The NGO Shipbreaking Platform reports that at least five shipbreaking workers have been killed and five more severely injured in a series of fatal accidents in Bangladesh in one month only. The Platform calls on the Government of Bangladesh to investigate these accidents and to sanction yards with regular fatal and severe accidents. Moreover, the Platform demands that European ship owners stop selling their end-of-life vessels to the beaching yards of Bangladesh.
“This horrific series of accidents shows that occupational health and safety measures are absent”, says Muhammed Ali Shahin, the Platform’s local coordinator.
“We are witnessing the same accidents again and again: workers are not equipped with safety harnesses and fall to their death. Others are crushed under heavy steel parts as a consequence of the dangerous gravity method by which cut steel sections are simply dropped into the sea and on the beach. Gas cylinders cannot be handled safely on the beach and explosions cause death and terrible burn wounds. As long as ships are scrapped on the beaches, workers will continue to die.”.
Recently, representatives of the International Maritime Organisation (IMO), which is implementing a NORAD-funded project in Bangladesh to improve conditions in the shipbreaking yards, presented their work on assessing the social and economic impacts of the industry in Chittagong. Bangladesh members of the Platform assisted the presentation and are concerned that human rights abuses and pollution caused by the shipbreaking industry will be side-lined in the NORAD-funded study.
“Figures on GDP contribution, tax income and the amount of scrap steel imported through shipbreaking have always been used to legitimise this industry in Bangladesh.
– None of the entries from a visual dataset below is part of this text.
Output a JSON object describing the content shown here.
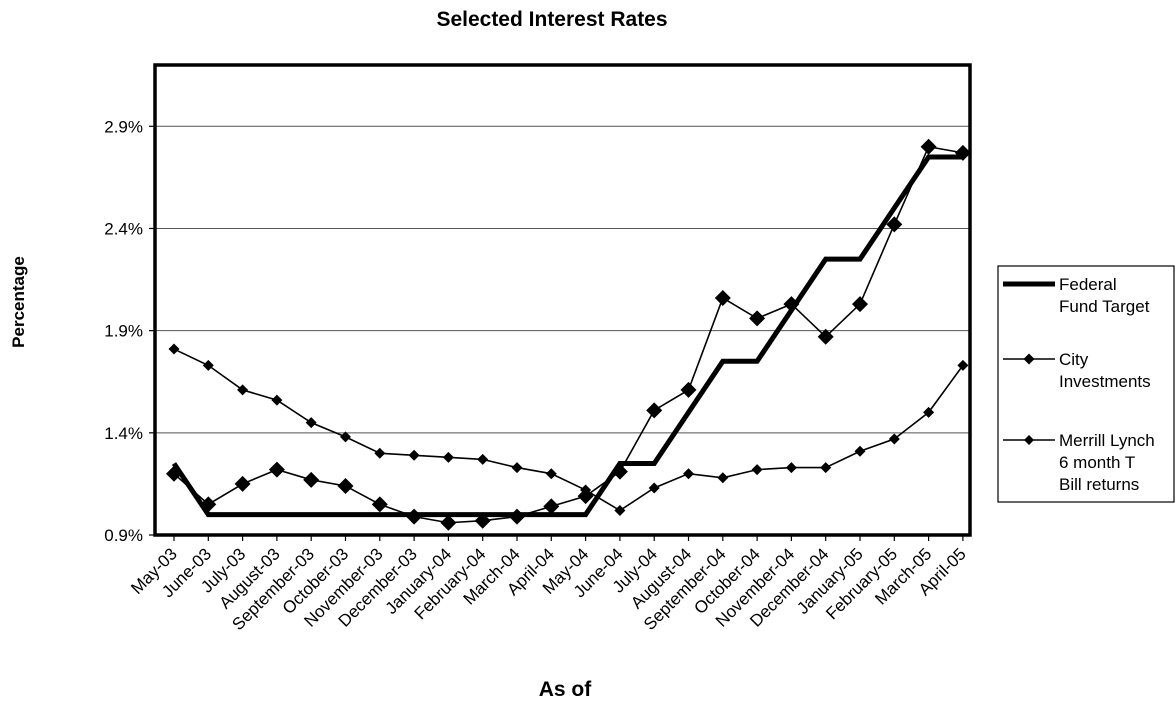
{
  "chart_data": {
    "type": "line",
    "title": "Selected Interest Rates",
    "xlabel": "As of",
    "ylabel": "Percentage",
    "ylim": [
      0.9,
      3.2
    ],
    "yticks": [
      "0.9%",
      "1.4%",
      "1.9%",
      "2.4%",
      "2.9%"
    ],
    "ytick_values": [
      0.9,
      1.4,
      1.9,
      2.4,
      2.9
    ],
    "grid": "horizontal",
    "legend_position": "right",
    "categories": [
      "May-03",
      "June-03",
      "July-03",
      "August-03",
      "September-03",
      "October-03",
      "November-03",
      "December-03",
      "January-04",
      "February-04",
      "March-04",
      "April-04",
      "May-04",
      "June-04",
      "July-04",
      "August-04",
      "September-04",
      "October-04",
      "November-04",
      "December-04",
      "January-05",
      "February-05",
      "March-05",
      "April-05"
    ],
    "series": [
      {
        "name": "Federal Fund Target",
        "color": "#000000",
        "line_width": 5,
        "marker": "none",
        "values": [
          1.25,
          1.0,
          1.0,
          1.0,
          1.0,
          1.0,
          1.0,
          1.0,
          1.0,
          1.0,
          1.0,
          1.0,
          1.0,
          1.25,
          1.25,
          1.5,
          1.75,
          1.75,
          2.0,
          2.25,
          2.25,
          2.5,
          2.75,
          2.75
        ]
      },
      {
        "name": "City Investments",
        "color": "#000000",
        "line_width": 1.6,
        "marker": "diamond-large",
        "values": [
          1.2,
          1.05,
          1.15,
          1.22,
          1.17,
          1.14,
          1.05,
          0.99,
          0.96,
          0.97,
          0.99,
          1.04,
          1.09,
          1.21,
          1.51,
          1.61,
          2.06,
          1.96,
          2.03,
          1.87,
          2.03,
          2.42,
          2.8,
          2.77
        ]
      },
      {
        "name": "Merrill Lynch 6 month T Bill returns",
        "color": "#000000",
        "line_width": 1.6,
        "marker": "diamond-small",
        "values": [
          1.81,
          1.73,
          1.61,
          1.56,
          1.45,
          1.38,
          1.3,
          1.29,
          1.28,
          1.27,
          1.23,
          1.2,
          1.12,
          1.02,
          1.13,
          1.2,
          1.18,
          1.22,
          1.23,
          1.23,
          1.31,
          1.37,
          1.5,
          1.73
        ]
      }
    ],
    "legend_lines": [
      [
        "Federal",
        "Fund Target"
      ],
      [
        "City",
        "Investments"
      ],
      [
        "Merrill Lynch",
        "6 month T",
        "Bill returns"
      ]
    ]
  }
}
What is urgently needed is an honest cost-benefit analysis bringing environmental and human costs of beaching into the equation”, says Patrizia Heidegger, Executive Director of the NGO Shipbreaking Platform.
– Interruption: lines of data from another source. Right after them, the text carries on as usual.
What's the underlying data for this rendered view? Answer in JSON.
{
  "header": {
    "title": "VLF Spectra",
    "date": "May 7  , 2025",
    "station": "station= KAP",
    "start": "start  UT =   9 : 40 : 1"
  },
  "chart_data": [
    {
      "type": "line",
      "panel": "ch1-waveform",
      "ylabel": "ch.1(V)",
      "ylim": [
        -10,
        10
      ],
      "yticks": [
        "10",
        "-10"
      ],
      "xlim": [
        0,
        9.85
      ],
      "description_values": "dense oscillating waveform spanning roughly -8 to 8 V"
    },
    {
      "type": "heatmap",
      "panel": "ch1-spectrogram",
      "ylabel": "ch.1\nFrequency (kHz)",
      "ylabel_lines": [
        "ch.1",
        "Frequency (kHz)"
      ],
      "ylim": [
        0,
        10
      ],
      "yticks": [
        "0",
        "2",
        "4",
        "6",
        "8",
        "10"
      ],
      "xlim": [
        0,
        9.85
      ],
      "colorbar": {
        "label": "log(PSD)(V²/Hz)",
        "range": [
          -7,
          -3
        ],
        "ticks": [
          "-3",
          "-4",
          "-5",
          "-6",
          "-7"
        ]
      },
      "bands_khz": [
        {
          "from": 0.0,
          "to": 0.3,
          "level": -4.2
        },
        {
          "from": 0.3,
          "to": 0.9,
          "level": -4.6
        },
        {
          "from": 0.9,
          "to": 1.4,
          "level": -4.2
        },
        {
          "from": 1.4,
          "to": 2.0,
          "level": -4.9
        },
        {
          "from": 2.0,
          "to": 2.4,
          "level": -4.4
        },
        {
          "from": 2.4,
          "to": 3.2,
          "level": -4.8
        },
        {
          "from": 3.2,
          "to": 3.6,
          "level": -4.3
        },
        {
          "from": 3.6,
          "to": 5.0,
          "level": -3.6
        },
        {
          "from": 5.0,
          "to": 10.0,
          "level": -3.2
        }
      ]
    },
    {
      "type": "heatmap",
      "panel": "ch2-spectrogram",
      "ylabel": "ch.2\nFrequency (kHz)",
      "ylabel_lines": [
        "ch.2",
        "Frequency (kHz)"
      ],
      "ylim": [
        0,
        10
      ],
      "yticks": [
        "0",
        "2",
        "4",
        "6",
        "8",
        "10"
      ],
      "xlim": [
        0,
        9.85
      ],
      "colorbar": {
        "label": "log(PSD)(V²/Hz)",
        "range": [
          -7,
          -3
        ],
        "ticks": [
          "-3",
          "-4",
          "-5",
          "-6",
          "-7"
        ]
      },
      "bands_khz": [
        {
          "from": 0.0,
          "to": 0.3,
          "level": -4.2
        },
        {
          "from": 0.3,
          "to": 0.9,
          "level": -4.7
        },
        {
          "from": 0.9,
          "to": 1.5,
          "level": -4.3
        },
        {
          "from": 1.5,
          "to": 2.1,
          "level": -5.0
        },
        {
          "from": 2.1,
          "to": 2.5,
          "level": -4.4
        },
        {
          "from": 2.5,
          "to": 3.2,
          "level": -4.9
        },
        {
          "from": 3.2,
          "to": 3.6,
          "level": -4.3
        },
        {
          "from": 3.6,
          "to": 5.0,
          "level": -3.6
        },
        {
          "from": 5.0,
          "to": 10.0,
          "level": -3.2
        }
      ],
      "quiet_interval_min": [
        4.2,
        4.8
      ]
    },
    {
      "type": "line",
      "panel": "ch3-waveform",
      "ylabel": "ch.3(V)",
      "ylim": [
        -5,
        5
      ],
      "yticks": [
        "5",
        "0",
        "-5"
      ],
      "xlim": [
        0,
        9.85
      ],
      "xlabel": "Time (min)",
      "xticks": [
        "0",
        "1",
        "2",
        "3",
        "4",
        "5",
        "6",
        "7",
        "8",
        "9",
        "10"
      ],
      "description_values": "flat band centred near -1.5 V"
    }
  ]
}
“What benefit remains once we deduct the costs for massive coastal pollution, the threatened livelihoods of local fisher folk, the accumulation of millions of tons of hazardous waste over decades, dead workers whose families are thrown back into extreme poverty, crippled young men without a future, occupational diseases, and illegal child labour keeping young workers out of school while exposing them so severe health risk?”.